Quel est votre avis sur le conflit franco-italien concernant le sommet du mont-blanc ?

  • Je pense que cela relève presque de l'anecdote mais comme toutes les anecdotes il faut y lire les détails secondaires que l'Histoire porte. La relation entre les deux pays est faites autant de traités et de grands discours au niveau des Nations que de dialogues et d'oppositions entre les acteurs de terrains et les institutions. Il faut comprendre les perceptions des uns et des autres de part et d'autres des Alpes. On dit souvent que les montagnes unissent plus qu'elles divisent et c'est vrai, des penseurs Italiens comme Carlo Ossola ont largement contribué à exposer cela (mais même la littérature avec Buzzati). Les oppositions sont alimentées par des logiques bien plus éloignées du territoire concérné. Ce conflit nous démontre juste qu'une frontière reste, qu'on le veuille ou non, une marque d'expression nationale forte.

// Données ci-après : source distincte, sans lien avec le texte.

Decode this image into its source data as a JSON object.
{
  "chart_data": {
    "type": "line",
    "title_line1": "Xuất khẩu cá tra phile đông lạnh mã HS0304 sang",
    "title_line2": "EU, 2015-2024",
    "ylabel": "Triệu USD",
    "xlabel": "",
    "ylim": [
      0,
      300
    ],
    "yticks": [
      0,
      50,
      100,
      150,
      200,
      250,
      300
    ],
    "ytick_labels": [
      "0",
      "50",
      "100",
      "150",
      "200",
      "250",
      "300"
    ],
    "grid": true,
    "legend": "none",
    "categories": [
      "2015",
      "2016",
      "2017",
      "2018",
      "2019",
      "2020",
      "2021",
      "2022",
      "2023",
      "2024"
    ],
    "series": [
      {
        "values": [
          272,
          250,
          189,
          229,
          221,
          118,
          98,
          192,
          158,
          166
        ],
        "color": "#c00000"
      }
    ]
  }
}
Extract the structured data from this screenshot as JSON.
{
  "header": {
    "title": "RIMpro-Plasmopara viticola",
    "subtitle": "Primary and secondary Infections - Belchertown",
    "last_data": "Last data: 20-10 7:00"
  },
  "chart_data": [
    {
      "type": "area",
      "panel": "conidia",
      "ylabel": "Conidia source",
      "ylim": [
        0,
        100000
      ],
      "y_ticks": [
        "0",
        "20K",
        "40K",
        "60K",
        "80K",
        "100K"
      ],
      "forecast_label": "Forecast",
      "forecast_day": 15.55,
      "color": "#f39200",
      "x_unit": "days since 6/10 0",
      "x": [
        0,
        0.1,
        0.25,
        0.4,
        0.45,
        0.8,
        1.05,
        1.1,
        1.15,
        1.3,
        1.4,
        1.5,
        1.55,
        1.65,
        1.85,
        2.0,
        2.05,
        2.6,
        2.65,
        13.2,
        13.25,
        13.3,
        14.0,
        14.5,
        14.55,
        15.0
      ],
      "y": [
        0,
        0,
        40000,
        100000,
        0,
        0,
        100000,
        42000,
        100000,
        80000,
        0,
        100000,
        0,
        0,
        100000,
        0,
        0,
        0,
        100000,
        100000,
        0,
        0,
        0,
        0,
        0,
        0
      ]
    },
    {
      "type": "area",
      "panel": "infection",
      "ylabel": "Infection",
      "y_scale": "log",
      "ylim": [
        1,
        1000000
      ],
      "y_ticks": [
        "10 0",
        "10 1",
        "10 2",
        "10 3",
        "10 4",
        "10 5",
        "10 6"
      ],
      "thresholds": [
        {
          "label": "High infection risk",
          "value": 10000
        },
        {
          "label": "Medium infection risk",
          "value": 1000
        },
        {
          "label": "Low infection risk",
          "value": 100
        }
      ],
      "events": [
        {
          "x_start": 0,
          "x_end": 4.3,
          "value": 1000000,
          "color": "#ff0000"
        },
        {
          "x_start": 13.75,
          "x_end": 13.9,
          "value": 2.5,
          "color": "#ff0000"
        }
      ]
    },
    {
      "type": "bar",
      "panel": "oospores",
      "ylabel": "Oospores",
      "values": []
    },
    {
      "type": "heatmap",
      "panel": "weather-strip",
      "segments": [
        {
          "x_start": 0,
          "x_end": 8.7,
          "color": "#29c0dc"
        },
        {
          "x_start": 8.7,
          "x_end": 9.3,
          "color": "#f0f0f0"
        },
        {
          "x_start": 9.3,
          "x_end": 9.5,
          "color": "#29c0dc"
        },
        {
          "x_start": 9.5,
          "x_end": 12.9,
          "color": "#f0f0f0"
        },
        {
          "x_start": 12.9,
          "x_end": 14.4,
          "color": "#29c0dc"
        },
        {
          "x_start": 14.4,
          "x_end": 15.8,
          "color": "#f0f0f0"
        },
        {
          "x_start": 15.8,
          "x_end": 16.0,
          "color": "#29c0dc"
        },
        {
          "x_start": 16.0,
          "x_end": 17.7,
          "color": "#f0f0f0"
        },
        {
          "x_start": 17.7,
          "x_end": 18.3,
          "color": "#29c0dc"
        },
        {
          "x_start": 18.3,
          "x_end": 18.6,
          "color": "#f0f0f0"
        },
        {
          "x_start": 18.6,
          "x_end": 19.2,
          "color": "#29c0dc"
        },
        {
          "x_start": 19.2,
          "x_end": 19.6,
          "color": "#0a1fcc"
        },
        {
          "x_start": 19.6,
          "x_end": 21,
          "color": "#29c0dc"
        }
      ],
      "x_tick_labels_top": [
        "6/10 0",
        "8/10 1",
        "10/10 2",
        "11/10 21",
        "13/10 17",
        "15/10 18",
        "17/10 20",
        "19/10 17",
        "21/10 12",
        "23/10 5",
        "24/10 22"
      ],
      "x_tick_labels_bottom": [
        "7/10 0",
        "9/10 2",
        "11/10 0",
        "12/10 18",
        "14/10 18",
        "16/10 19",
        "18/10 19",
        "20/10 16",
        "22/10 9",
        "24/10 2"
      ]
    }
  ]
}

D'ailleurs on peut noter la différence de la langue française qui marque la "frontière" (la ligne de front) et la langue italienne qui va parler de "confins" dans une histoire culturelle marquée par "les marches" avec une nation "expression géographique" dessinée depuis moins de temps et toujours sensible à cette délimitation, le trait de frontière est bien plus complexe que la dispute du toit de l'Europe. Il y a de ces perceptions à comprendre la différence d'un discours français qui voit la frontière naturelle sans même la discuter, en France ce n'est même pas une question, alors qu'en Italie cela va alimenter des débats nationalistes... L'illusion de la fin du modèle Wesphtalien promis par l'intégration européenne, ou encore des causes sociologiques bien plus profondes peuvent êtres évoquées: le rapport France Italie est souvent fait de jugements réciproques et l'idée de l'Italie, pour les Italiens eux même, n'est pas toujours dans la bienveillance.  Une série de stéréotypes ou d'idées reçues renvoient à l'incapacité à s'organiser. Il en ressort presque une perception de prophetie auto-réalisatrice d'une Italie qui se sent rabaissée bien plus qu'elle ne le serait et le rapport avec la France est souvent emprunt d'une rivalité qui n'a même pas lieu d'être, le Mont Blanc est un symbole, à mon sens plus qu'un enjeu, de ce rapport complexe.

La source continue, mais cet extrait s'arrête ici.